A report recently came out looking at trends in the medical literature regarding LGBT people. This is a meta-analysis (i.e., it is an article summarizing the original research of others – it is a secondary source) that looked at articles from 1950-2007.
- Estimations of percentage of the population that is LGBT ranges from 2 to 10%, depending on the survey. In the United States, this should be between 6 and 30.4 million people.

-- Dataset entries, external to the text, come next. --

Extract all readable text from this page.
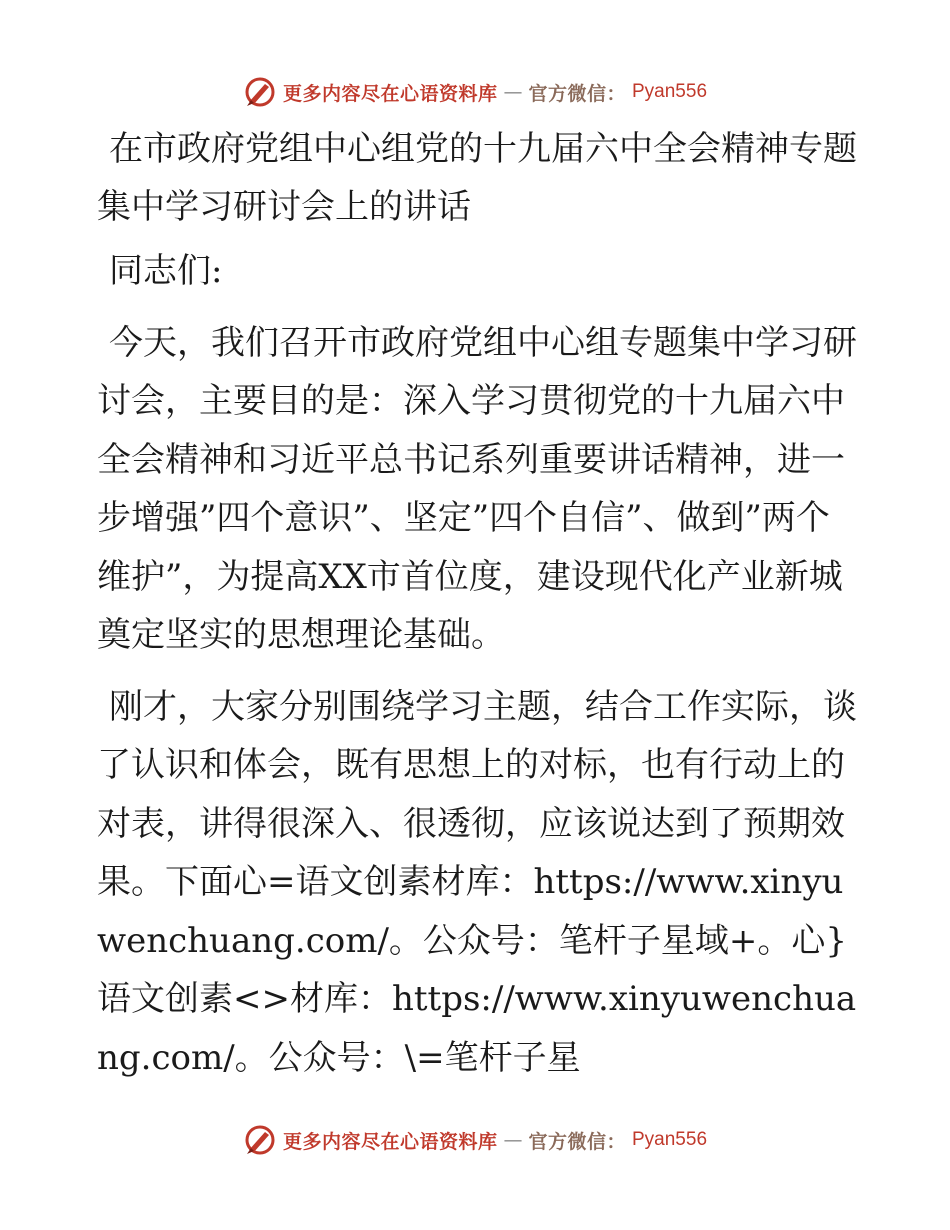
更多内容尽在心语资料库 — 官方微信： Pyan556
在市政府党组中心组党的十九届六中全会精神专题集中学习研讨会上的讲话

同志们:

今天，我们召开市政府党组中心组专题集中学习研讨会，主要目的是：深入学习贯彻党的十九届六中全会精神和习近平总书记系列重要讲话精神，进一步增强”四个意识”、坚定”四个自信”、做到”两个维护”，为提高XX市首位度，建设现代化产业新城奠定坚实的思想理论基础。

刚才，大家分别围绕学习主题，结合工作实际，谈了认识和体会，既有思想上的对标，也有行动上的对表，讲得很深入、很透彻，应该说达到了预期效果。下面心=语文创素材库：https://www.xinyuwenchuang.com/。公众号：笔杆子星域+。心}语文创素<>材库：https://www.xinyuwenchuang.com/。公众号：\=笔杆子星

更多内容尽在心语资料库 — 官方微信： Pyan556
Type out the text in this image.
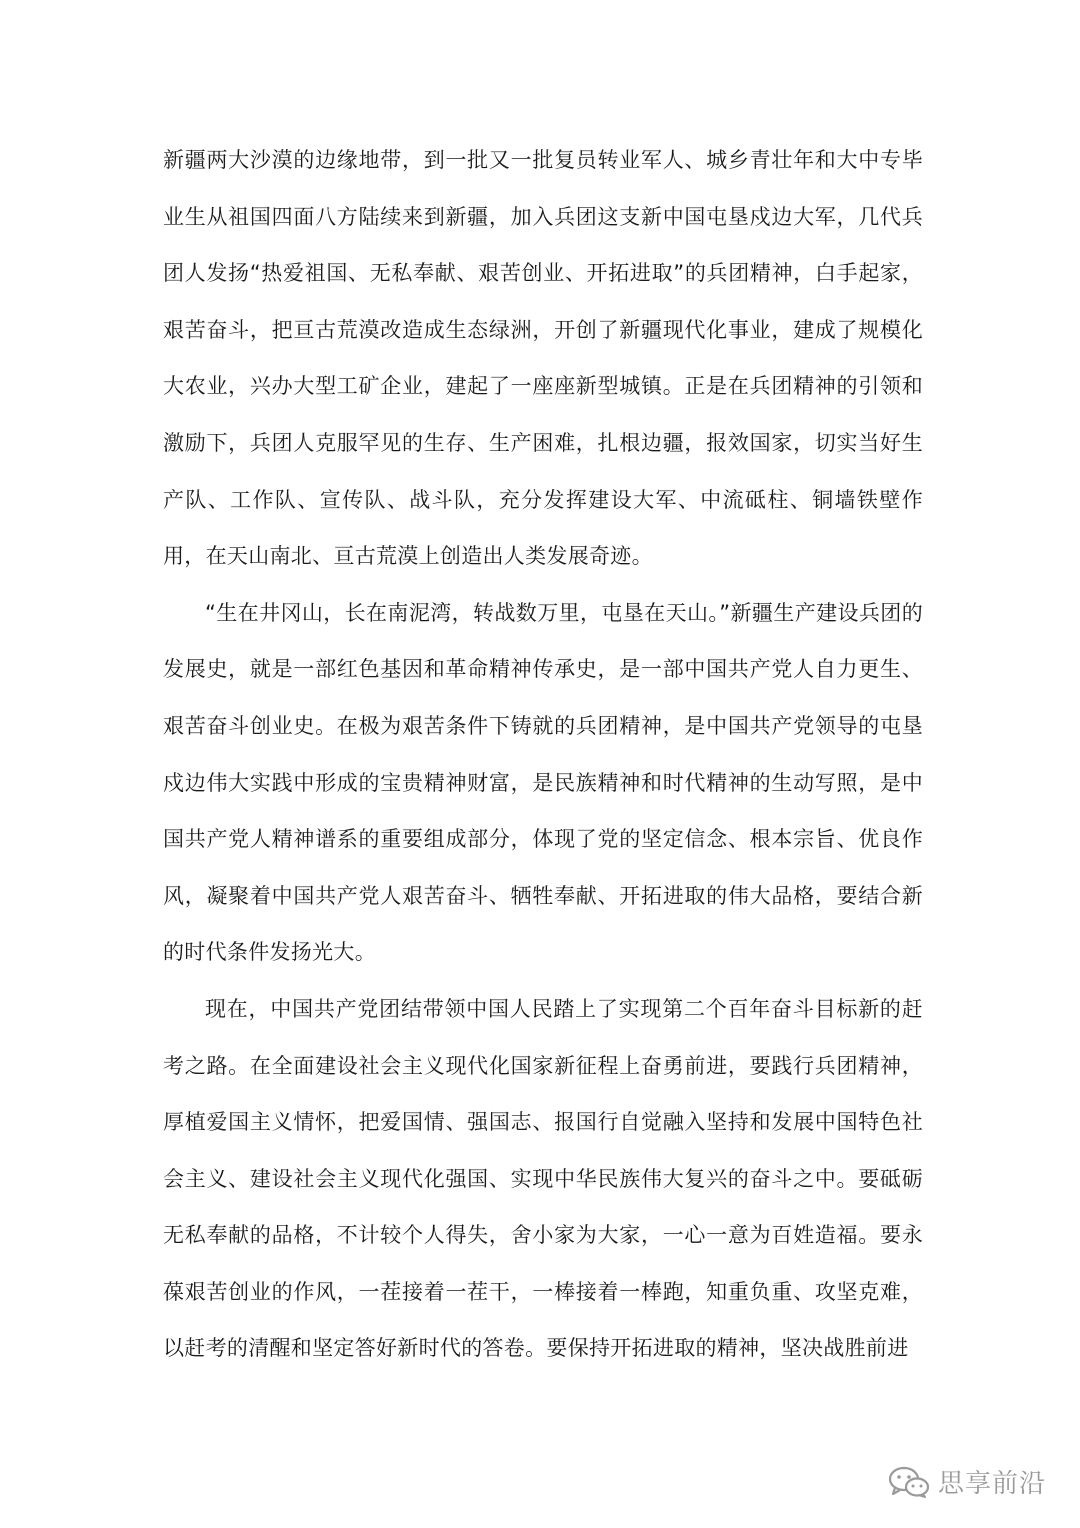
新疆两大沙漠的边缘地带，到一批又一批复员转业军人、城乡青壮年和大中专毕业生从祖国四面八方陆续来到新疆，加入兵团这支新中国屯垦戍边大军，几代兵团人发扬“热爱祖国、无私奉献、艰苦创业、开拓进取”的兵团精神，白手起家，艰苦奋斗，把亘古荒漠改造成生态绿洲，开创了新疆现代化事业，建成了规模化大农业，兴办大型工矿企业，建起了一座座新型城镇。正是在兵团精神的引领和激励下，兵团人克服罕见的生存、生产困难，扎根边疆，报效国家，切实当好生产队、工作队、宣传队、战斗队，充分发挥建设大军、中流砥柱、铜墙铁壁作用，在天山南北、亘古荒漠上创造出人类发展奇迹。

“生在井冈山，长在南泥湾，转战数万里，屯垦在天山。”新疆生产建设兵团的发展史，就是一部红色基因和革命精神传承史，是一部中国共产党人自力更生、艰苦奋斗创业史。在极为艰苦条件下铸就的兵团精神，是中国共产党领导的屯垦戍边伟大实践中形成的宝贵精神财富，是民族精神和时代精神的生动写照，是中国共产党人精神谱系的重要组成部分，体现了党的坚定信念、根本宗旨、优良作风，凝聚着中国共产党人艰苦奋斗、牺牲奉献、开拓进取的伟大品格，要结合新的时代条件发扬光大。

现在，中国共产党团结带领中国人民踏上了实现第二个百年奋斗目标新的赶考之路。在全面建设社会主义现代化国家新征程上奋勇前进，要践行兵团精神，厚植爱国主义情怀，把爱国情、强国志、报国行自觉融入坚持和发展中国特色社会主义、建设社会主义现代化强国、实现中华民族伟大复兴的奋斗之中。要砥砺无私奉献的品格，不计较个人得失，舍小家为大家，一心一意为百姓造福。要永葆艰苦创业的作风，一茬接着一茬干，一棒接着一棒跑，知重负重、攻坚克难，以赶考的清醒和坚定答好新时代的答卷。要保持开拓进取的精神，坚决战胜前进

思享前沿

- Lesbians have a higher risk for breast and gynecological cancers. Gay men are at higher risk for anal cancer. We don’t know if these are because of genetics (homosexuality may have a genetic root), sexual practices, or culture.
- You can continue reading to understand the biggest barrier to health care for LGBT patients is stigmatization by health care providers, because of poor education and training: “Providers as a whole need to better understand the distinct difference between LGBT status and persons with ‘high risk’ sexual behaviors.” (pg 166)
- There is an overemphasis in the literature on sexual behavior-related topics. About 1/3rd of all papers published about LGBT people are about HIV, AIDS, STIs, and other related illnesses. This is by far the biggest group of papers. About 13% of papers are about mental health issues, and another 12% are stigmatizing articles about the causes and treatment of homosexuality. All other topics are covered by less than 9% of papers. For example, only 3.28% of papers deal with patient-health care provider interactions, and 2.66% deal with transsexual issues. This overemphasis means that we don’t have enough information about other illnesses that affect LGBT people.
- Some research specifically excludes LGBT people with no clear explanation or reasoning behind it. This is actually against NIH research policy – populations canNOT be excluded without reason.
Snyder, J. E. (2011). Trend Analysis of Medical Publications About LGBT Persons: 1950-2007. Journal of Homosexuality, 58: 164-188.